Assessing the role of interatomic position matrix elements in tight-binding calculations of optical properties

TL;DR

This paper investigates how interatomic position matrix elements influence the calculation of optical properties in solids using tight-binding methods, revealing their significant impact on shift photocurrent and dielectric response.

Contribution

It demonstrates that including interatomic position matrix elements in tight-binding calculations significantly affects optical property predictions, especially in covalent acentric crystals.

Findings

Interatomic position matrix elements significantly affect shift photocurrent in BC₂N.

Dielectric function calculations are strongly dependent on these matrix elements with minimal basis.

Neglecting these elements can lead to inaccurate optical property predictions.

Abstract

We study the role of hopping matrix elements of the position operator $\mathbf{\hat{r}}$ in tight-binding calculations of linear and nonlinear optical properties of solids. Our analysis relies on a Wannier-interpolation scheme based on \textit{ab initio} calculations, which automatically includes matrix elements of $\mathbf{\hat{r}}$ between different Wannier orbitals.

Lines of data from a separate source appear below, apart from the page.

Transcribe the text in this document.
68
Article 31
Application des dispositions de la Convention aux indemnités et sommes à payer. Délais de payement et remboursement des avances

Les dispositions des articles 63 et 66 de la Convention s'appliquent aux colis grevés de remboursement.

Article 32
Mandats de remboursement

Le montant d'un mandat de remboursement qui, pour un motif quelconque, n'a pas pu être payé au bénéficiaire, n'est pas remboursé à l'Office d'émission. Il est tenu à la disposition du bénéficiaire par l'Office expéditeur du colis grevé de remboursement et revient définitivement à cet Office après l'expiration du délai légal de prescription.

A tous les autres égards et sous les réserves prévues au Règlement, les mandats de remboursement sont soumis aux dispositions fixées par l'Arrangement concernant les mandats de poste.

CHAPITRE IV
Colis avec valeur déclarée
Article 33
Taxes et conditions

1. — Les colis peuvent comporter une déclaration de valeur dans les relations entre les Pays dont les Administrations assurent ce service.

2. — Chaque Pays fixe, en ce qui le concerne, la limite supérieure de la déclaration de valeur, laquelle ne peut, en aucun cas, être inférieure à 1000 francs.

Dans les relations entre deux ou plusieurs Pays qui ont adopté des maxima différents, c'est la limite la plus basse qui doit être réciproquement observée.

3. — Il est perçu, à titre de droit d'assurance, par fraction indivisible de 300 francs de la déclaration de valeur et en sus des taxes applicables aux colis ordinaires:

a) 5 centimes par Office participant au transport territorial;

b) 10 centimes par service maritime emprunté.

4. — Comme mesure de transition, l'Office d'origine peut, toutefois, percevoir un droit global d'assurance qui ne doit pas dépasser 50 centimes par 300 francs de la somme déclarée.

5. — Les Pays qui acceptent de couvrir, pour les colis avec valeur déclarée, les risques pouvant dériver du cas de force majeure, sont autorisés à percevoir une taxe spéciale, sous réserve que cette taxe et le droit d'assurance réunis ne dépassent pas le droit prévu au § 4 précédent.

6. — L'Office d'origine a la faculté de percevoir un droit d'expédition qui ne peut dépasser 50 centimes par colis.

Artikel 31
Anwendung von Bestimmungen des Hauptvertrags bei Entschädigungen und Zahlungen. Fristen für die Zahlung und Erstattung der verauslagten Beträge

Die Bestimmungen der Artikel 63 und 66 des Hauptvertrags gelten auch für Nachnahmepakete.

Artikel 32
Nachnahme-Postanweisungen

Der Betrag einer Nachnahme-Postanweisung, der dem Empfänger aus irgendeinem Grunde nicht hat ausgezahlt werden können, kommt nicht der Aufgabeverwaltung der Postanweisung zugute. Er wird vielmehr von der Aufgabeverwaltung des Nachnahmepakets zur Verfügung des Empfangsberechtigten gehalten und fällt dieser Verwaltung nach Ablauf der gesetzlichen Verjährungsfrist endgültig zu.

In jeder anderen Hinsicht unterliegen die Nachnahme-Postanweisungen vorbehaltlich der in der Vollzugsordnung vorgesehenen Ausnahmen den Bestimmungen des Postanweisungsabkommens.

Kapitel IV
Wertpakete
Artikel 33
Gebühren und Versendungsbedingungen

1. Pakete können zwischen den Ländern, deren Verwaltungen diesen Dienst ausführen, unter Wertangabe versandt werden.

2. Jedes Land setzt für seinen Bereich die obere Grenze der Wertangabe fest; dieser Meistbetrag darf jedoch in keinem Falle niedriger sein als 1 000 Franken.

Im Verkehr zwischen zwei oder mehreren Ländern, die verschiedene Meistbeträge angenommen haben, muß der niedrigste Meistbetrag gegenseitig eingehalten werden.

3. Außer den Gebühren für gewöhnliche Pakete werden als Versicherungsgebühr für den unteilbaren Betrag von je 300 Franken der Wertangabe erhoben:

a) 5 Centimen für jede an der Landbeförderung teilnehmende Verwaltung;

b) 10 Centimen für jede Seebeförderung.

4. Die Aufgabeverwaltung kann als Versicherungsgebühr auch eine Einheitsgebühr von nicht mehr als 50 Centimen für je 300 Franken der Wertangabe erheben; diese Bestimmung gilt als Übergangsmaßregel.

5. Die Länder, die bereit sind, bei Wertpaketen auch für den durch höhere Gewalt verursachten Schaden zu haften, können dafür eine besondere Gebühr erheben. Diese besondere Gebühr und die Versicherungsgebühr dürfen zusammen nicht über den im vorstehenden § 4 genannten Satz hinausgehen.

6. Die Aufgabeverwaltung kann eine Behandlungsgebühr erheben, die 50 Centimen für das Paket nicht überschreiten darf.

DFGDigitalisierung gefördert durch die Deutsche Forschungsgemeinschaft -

A common approximation, both in empirical tight-binding and in Wannier-interpolation calculations, is to discard those matrix elements, in which case the optical response only depends on the on-site energies, Hamiltonian hoppings, and orbital centers. We find that interatomic $\mathbf{\hat{r}}$-hopping terms make a sizeable contribution to the shift photocurrent in monolayer BC$_2$N, a covalent acentric crystal. If a minimal basis of $p_z$ orbitals on the carbon atoms is used to model the band-edge response, even the dielectric function becomes strongly dependent on those terms.